Abstract
The concept of reliability is widely recognized across various academic disciplines. However, the conventional understanding of reliability varies by discipline, does not adequately address the intricate and ever-changing environments, and fails to account for the dynamic interactions between humans and artificial intelligence (AI) systems. To address these gaps, a new framework is proposed for considering reliability that accounts for performance on both supraordinate and subordinate objectives. By framing reliability in such a manner, the evaluation of systems can become more precise and research involving human-machine interactions can gain greater clarity. This is crucial for product designers and evaluators working to develop systems that meet end-use goals and comply with regulations. Researchers and practitioners alike need to rethink reliability in the context of AI systems, and this article proposes a new framework for understanding reliability.
Introduction
Reliability is a crucial concept that holds significance across various fields and situations. It refers to the quality or state of being dependable and is used to assess individual or system performance from design to testing. Within Human Factors research, reliability has been linked to team performance (Chavaillaz et al., 2016; Huegli et al., 2020), trust in systems (Hussein et al., 2020a; Lyons et al., 2020), and workload (Katrein, 2015; Metzger & Parasuraman, 2005), among other things. However, the term reliability is used across different disciplines such as engineering (Petritoli et al., 2018; Uday & Marais, 2015), computer science (Morgan et al., 1977; Roshandel, 2004), and philosophy.
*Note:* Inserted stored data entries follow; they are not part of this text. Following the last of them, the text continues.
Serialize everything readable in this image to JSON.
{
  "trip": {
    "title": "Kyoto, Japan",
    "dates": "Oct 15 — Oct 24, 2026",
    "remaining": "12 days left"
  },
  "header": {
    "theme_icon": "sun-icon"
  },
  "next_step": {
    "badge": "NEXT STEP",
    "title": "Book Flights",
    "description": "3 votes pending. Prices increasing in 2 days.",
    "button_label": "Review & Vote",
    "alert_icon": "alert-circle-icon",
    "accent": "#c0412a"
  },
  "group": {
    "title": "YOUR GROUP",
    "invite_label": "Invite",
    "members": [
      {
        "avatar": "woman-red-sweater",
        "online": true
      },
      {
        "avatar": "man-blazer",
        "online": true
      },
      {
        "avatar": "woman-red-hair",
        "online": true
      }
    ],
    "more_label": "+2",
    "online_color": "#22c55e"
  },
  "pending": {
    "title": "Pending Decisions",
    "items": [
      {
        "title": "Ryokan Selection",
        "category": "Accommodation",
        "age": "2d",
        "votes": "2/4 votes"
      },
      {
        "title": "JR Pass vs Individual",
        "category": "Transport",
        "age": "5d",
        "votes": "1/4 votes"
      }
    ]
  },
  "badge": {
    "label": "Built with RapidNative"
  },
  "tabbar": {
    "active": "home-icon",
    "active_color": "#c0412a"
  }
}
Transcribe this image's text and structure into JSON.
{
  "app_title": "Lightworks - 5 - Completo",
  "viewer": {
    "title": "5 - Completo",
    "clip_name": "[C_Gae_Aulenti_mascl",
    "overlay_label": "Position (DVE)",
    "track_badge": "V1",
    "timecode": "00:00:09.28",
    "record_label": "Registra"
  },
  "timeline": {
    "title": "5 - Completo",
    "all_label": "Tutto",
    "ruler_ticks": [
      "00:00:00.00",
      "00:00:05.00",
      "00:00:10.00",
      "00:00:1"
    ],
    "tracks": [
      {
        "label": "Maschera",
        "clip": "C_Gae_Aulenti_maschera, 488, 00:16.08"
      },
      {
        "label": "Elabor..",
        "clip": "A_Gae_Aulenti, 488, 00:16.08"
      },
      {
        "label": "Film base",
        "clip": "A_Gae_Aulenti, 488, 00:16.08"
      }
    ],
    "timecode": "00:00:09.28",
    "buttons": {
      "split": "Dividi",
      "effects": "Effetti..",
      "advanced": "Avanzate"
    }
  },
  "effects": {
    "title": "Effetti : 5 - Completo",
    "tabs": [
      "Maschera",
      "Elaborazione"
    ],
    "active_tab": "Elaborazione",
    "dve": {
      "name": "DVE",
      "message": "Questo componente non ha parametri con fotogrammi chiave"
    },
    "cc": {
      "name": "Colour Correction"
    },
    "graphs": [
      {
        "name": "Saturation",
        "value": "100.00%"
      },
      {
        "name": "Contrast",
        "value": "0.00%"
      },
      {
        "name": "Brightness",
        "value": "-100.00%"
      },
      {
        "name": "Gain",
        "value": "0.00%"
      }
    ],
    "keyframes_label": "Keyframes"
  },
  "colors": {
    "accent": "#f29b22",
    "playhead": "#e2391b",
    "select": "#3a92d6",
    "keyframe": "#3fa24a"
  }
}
Within these academic fields there exist two broad categories for the definition of reliability. Some are more outcome based, which are typically found in more technical fields such as Engineering (Modarres et al., 2009), Computer Science (Roshandel, 2004), and Human Factors (Hussein et al., 2020b; Onnasch, 2015), but are also found in fields such as Philosophy (Ryan, 2020). These outcome-based definitions of reliability focus on the ability of a system to successfully perform the task it was designed for, under a specified time interval and in specific conditions. These outcome-based definitions focus on the deviation of performance from the intended result.
These outcome-based definitions contrast with those definitions which are inherently more focused on the consistency and repeatability (John, 2012; Shaffer & Kipp, 2014). For example, the field of Psychometrics, defines reliable measurement instruments as those which “yield consistent results, both over time (temporal) and across observers” (Köhler et al., 2015). While this consistency-based definition is typically found within the consideration of measurements and scales, isolating the key element of the definition from the context in which it is applied still yields a considerable difference in the way that reliability is considered, namely repeatable results versus the more ideal results found within fields of Engineering.
The interest in reliability obviously extends beyond the “halls of academia”. Reliability assessments are often required by the government to ensure the consistent, credible, and effective performance of their products. Governmental agencies such as the National Aeronautics and Space Administration (NASA) and the Department of Defense (DoD) place an emphasis on reliability in both their operational policies as well as contract requirements. Governmental agencies typically define reliability in a more outcome-based way as a measure of the probability that a system will perform without failure under specified conditions (Army Regulation 70-1 Research, Development, and Acquisition Army Acquisition Policy, 2018; DoDD 5000.01, “The Defense Acquisition System”, September 9, 2020, 2003; National Aeronautics and Space Administration, 2017).
While there exists a plethora of definitions of reliability, most within the field of artificial intelligence (AI) and assistive automation (AA) rely on a definition of reliability which serves as a probability that a system will perform a given function, without failure, under specific conditions for a specified period of time (e.g. de Visser et al., 2018; Foroughi et al., 2021; Hussein et al., 2020a; Onnasch, 2015). However, as AI and AA systems become more complex, the applicability of this definition of reliability is less clear.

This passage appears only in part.